Agglomerative Hierarchy clustering algorithm

This is the most common type of hierarchical clustering algorithm. It's used to group objects in clusters based on how similar they are to each other.

This is a form of bottom-up clustering, where each data point is assigned to its own cluster. Then those clusters get joined together.

At each iteration, similar clusters are merged until all of the data points are part of one big root cluster.

Agglomerative clustering is best at finding small clusters. The end result looks like a dendrogram so that you can easily visualize the clusters when the algorithm finishes.

Implementation:

from numpy import unique
from numpy import where
from matplotlib import pyplot
from sklearn.datasets import make_classification
from sklearn.cluster import AgglomerativeClustering

# initialize the data set we'll work with
training_data, _ = make_classification(
    n_samples=1000,
    n_features=2,
    n_informative=2,
    n_redundant=0,
    n_clusters_per_class=1,
    random_state=4
)

# define the model
agglomerative_model = AgglomerativeClustering(n_clusters=2)

# assign each data point to a cluster
agglomerative_result = agglomerative_model.fit_predict(training_data)

# get all of the unique clusters
agglomerative_clusters = unique(agglomerative_result)

# plot the clusters
for agglomerative_cluster in agglomerative_clusters:
    # get data points that fall in this cluster
    index = where(agglomerative_result == agglomerative_clusters)
    # make the plot
    pyplot.scatter(training_data[index, 0], training_data[index, 1])

# show the Agglomerative Hierarchy plot
pyplot.show()

Other types of clustering algorithms

We've covered eight of the top clustering algorithms, but there are plenty more than that available. There are some very specifically tuned clustering algorithms that quickly and precisely handle your data. Here are a few of the others that might be of interest to you.

There's another hierarchical algorithm that's the opposite of the agglomerative approach. It starts with a top-down clustering strategy. So it will start with one large root cluster and break out the individual clusters from there.

This is known as the Divisive Hierarchical clustering algorithm. There's research that shows this is creates more accurate hierarchies than agglomerative clustering, but it's way more complex.

Mini-Batch K-means is similar to K-means, except that it uses small random chunks of data of a fixed size so they can be stored in memory. This helps it run faster than K-means so it converges to a solution in less time.

The drawback to this algorithm is that the speed boost will cost you some cluster quality.

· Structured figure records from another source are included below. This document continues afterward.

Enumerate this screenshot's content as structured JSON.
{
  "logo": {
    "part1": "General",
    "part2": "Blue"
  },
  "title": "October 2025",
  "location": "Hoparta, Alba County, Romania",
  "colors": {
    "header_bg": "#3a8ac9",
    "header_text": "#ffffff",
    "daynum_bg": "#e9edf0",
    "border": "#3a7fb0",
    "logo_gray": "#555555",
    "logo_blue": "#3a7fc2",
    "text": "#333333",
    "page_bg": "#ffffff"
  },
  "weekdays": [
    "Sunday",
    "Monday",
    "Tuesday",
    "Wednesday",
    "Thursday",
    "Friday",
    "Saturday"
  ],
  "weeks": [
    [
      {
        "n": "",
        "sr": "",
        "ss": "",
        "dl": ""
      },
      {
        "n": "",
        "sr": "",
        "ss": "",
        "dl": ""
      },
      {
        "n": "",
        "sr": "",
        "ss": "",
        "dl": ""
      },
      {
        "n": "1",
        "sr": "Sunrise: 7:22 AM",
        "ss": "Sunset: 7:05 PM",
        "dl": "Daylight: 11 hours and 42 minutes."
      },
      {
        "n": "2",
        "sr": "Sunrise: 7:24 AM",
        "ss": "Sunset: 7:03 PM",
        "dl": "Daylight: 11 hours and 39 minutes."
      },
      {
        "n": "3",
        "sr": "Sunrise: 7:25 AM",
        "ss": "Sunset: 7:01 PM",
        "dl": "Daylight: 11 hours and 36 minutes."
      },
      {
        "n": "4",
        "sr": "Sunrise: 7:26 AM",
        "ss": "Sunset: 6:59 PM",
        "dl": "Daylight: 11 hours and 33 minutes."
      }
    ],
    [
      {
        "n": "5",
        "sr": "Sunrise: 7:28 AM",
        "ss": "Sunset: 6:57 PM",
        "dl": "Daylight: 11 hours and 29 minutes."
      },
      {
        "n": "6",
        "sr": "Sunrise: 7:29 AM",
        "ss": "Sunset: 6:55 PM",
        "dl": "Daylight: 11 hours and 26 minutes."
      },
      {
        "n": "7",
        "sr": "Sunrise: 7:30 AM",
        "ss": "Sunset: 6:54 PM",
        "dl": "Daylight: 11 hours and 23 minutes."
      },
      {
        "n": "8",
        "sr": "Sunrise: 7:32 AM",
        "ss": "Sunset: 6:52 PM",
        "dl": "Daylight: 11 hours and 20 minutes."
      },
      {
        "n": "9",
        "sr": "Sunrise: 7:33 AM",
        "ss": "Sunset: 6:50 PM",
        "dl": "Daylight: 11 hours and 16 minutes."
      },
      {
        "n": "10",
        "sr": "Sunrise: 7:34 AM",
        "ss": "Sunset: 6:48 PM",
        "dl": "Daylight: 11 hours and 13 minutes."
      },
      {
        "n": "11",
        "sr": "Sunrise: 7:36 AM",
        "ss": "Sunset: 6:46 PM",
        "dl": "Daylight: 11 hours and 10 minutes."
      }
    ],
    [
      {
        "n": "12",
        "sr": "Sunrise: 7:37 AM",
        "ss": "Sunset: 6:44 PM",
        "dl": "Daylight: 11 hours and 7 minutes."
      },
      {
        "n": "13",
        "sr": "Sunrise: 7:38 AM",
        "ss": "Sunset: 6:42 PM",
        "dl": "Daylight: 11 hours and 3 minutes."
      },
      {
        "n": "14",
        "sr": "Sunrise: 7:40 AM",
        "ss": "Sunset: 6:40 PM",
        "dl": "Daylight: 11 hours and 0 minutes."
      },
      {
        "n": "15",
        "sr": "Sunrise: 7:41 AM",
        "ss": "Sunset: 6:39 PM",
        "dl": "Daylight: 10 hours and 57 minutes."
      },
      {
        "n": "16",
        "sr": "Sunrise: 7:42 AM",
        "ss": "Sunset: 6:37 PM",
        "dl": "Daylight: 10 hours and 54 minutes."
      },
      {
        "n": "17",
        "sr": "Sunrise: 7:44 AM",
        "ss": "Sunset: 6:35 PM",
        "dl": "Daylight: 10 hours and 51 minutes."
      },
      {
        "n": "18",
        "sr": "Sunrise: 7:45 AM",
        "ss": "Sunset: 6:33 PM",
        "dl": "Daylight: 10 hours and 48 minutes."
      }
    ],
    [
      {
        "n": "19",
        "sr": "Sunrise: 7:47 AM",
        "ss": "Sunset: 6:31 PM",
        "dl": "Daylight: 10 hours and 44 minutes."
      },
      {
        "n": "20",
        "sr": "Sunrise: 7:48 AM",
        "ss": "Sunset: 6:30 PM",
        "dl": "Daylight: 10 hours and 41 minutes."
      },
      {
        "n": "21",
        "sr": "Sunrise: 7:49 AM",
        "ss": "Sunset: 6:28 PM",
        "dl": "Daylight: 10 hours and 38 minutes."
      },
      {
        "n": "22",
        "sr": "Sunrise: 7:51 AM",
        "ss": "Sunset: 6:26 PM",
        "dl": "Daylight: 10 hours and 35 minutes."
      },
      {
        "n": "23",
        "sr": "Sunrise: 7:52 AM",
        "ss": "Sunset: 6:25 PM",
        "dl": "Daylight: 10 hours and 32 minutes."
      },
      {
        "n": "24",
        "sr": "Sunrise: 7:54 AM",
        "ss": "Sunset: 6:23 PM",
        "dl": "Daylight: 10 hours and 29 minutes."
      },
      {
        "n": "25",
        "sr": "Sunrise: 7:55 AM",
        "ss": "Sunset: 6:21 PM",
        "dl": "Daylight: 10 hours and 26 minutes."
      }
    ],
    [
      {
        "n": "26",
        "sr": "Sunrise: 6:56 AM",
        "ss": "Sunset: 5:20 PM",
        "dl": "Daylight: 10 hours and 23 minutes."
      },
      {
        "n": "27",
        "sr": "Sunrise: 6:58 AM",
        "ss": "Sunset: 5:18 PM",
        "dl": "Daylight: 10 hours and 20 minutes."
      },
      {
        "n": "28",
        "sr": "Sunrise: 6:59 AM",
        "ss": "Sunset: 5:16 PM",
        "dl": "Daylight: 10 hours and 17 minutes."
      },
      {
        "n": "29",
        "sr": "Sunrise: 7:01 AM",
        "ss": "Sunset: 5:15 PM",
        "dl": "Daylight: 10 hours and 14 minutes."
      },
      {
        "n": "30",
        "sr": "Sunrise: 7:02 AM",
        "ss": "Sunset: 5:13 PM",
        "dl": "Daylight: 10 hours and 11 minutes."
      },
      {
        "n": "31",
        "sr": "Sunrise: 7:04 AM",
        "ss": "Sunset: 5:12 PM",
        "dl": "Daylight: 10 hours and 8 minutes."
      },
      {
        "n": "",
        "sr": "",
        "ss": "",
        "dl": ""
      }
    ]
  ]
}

The last algorithm we'll briefly cover is Spectral Clustering. This algorithm is completely different from the others we've looked at.

It works by taking advantage of graph theory. This algorithm doesn't make any initial guesses about the clusters that are in the data set. It treats data points like nodes in a graph and clusters are found based on communities of nodes that have connecting edges.

Other thoughts

Watch out for scaling issues with the clustering algorithms. Your data set could have millions of data points, and since clustering algorithms work by calculating the similarities between all pairs of data points, you might end up with an algorithm that doesn’t scale well.

Conclusion

Clustering algorithms are a great way to learn new things from old data. Sometimes you'll be surprised by the resulting clusters you get and it might help you make sense of a problem.

One of the coolest things about using clustering for unsupervised learning is that you can use the results in a supervised learning problem.

The clusters could be your new features that you use on a completely different data set! You can use clustering on just about any unsupervised machine learning problem, but make sure that you know how to analyze the results for accuracy.